Ничего удивительного: в то время в поместье приезжало немало мужчин, которые увивались за его матерью. При всем том что-то тогда поразило детское воображение Ричарда, заставило его запомнить лицо изображенного на портрете человека, выделить его из десятков других.
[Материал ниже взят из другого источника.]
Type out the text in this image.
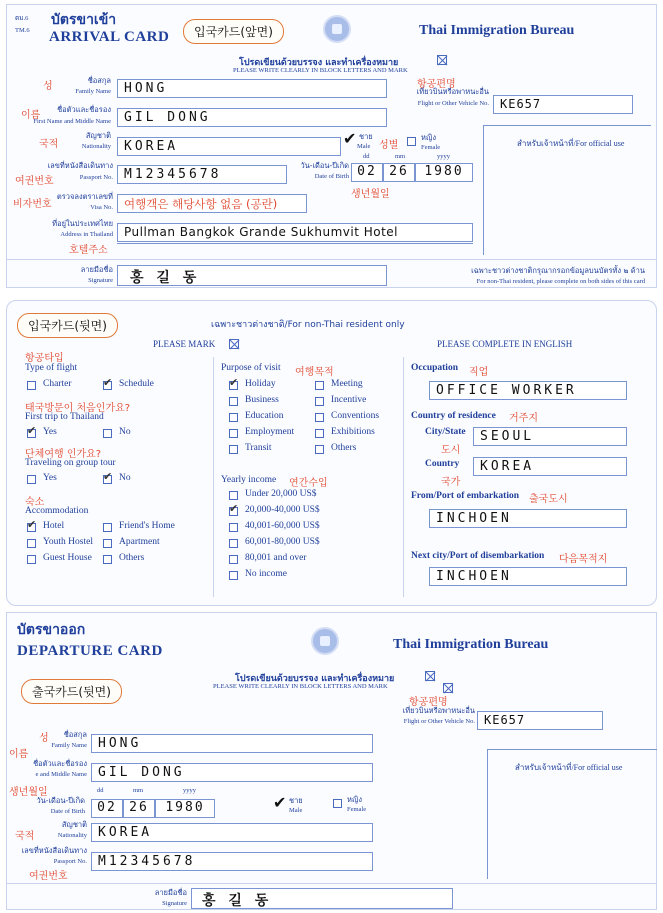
ตม.6
TM.6
บัตรขาเข้า
ARRIVAL CARD	입국카드(앞면)	Thai Immigration Bureau
โปรดเขียนด้วยบรรจง และทำเครื่องหมาย
PLEASE WRITE CLEARLY IN BLOCK LETTERS AND MARK
성
ชื่อสกุล
Family Name	HONG	항공편명
เที่ยวบินหรือพาหนะอื่น
Flight or Other Vehicle No. KE657
이름
ชื่อตัวและชื่อรอง
First Name and Middle Name	GIL DONG
국적
สัญชาติ
Nationality	KOREA	✔ ชาย
Male 성별
หญิง
Female	สำหรับเจ้าหน้าที่/For official use
เลขที่หนังสือเดินทาง
여권번호	Passport No. M12345678
dd	mm	yyyy
วัน-เดือน-ปีเกิด
Date of Birth 02 26	1980
생년월일
비자번호
ตรวจลงตราเลขที่
Visa No. 여행객은 해당사항 없음 (공란)
ที่อยู่ในประเทศไทย
Address in Thailand Pullman Bangkok Grande Sukhumvit Hotel
호텔주소
ลายมือชื่อ
Signature 홍 길 동	เฉพาะชาวต่างชาติกรุณากรอกข้อมูลบนบัตรทั้ง ๒ ด้าน
For non-Thai resident, please complete on both sides of this card
입국카드(뒷면)	เฉพาะชาวต่างชาติ/For non-Thai resident only
PLEASE MARK	PLEASE COMPLETE IN ENGLISH
항공타입
Type of flight
Charter ✔	Schedule
태국방문이 처음인가요?
First trip to Thailand
✔
Yes	No
단체여행 인가요?
Traveling on group tour
Yes ✔	No
숙소
Accommodation
✔
Hotel	Friend's Home
Youth Hostel	Apartment
Guest House	Others
Purpose of visit 여행목적
✔
Holiday	Meeting
Business	Incentive
Education	Conventions
Employment	Exhibitions
Transit	Others
Yearly income 연간수입
Under 20,000 US$
✔
20,000-40,000 US$
40,001-60,000 US$
60,001-80,000 US$
80,001 and over
No income
Occupation 직업
OFFICE WORKER
Country of residence 거주지
City/State	SEOUL
도시
Country	KOREA
국가
From/Port of embarkation 출국도시
INCHOEN
Next city/Port of disembarkation 다음목적지
INCHOEN
บัตรขาออก
DEPARTURE CARD	Thai Immigration Bureau
출국카드(뒷면)
โปรดเขียนด้วยบรรจง และทำเครื่องหมาย
PLEASE WRITE CLEARLY IN BLOCK LETTERS AND MARK
항공편명
เที่ยวบินหรือพาหนะอื่น
Flight or Other Vehicle No. KE657
성	ชื่อสกุล
Family Name HONG
이름
ชื่อตัวและชื่อรอง
e and Middle Name GIL DONG	สำหรับเจ้าหน้าที่/For official use
생년월일	dd	mm	yyyy
วัน-เดือน-ปีเกิด
Date of Birth 02 26	1980	✔ ชาย
Male
หญิง
Female
국적
สัญชาติ
Nationality KOREA
เลขที่หนังสือเดินทาง
Passport No.
여권번호
M12345678
ลายมือชื่อ
Signature 홍 길 동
Все это, однако, никак не объясняло появление портрета. Вряд ли его отец стал бы хранить в павильоне изображение одного из любовников своей жены.
Ричард тяжело вздохнул.
Но если не отец, то кто же?
Когда Ричард открыл глаза, сквозь стрельчатые окна павильона лился уже не лунный, а солнечный свет. Он попробовал подняться с места, поморщился и снова плюхнулся на диван: после вчерашней попойки и ночи, проведенной на продавленном диване, голова у него раскалывалась от боли, а ноги затекли и нестерпимо ныли.
В следующее мгновение взгляд Ричарда наткнулся на портрет, который он поставил на стол, прислонив к пустой цветочной вазе. Изображенный на холсте мужчина с высокомерным лицом, казалось, от души потешался над его телесными и душевными муками.
Блайт отвел глаза от портрета и обозрел интерьер павильона при дневном свете.
В ярких лучах солнца он выглядел еще более неприглядно, чем ночью.
– Ричард!
Он вздрогнул и повернулся на звук голоса. В дверях стоял Уил. Широко раскрыв от удивления глаза, он рассматривал внутреннее убранство павильона.
– Уходи отсюда! – гаркнул Ричард. – Немедленно!
Громкий грубый окрик Ричарда до того напугал мальчишку, что он замер в дверях.
Ричард напомнил себе, что ребенок не имеет представления о том, что здесь случилось, и уже более спокойным голосом произнес:
– Прости, я не хотел тебя пугать, но полы здесь в таком состоянии, что в любой момент могут провалиться.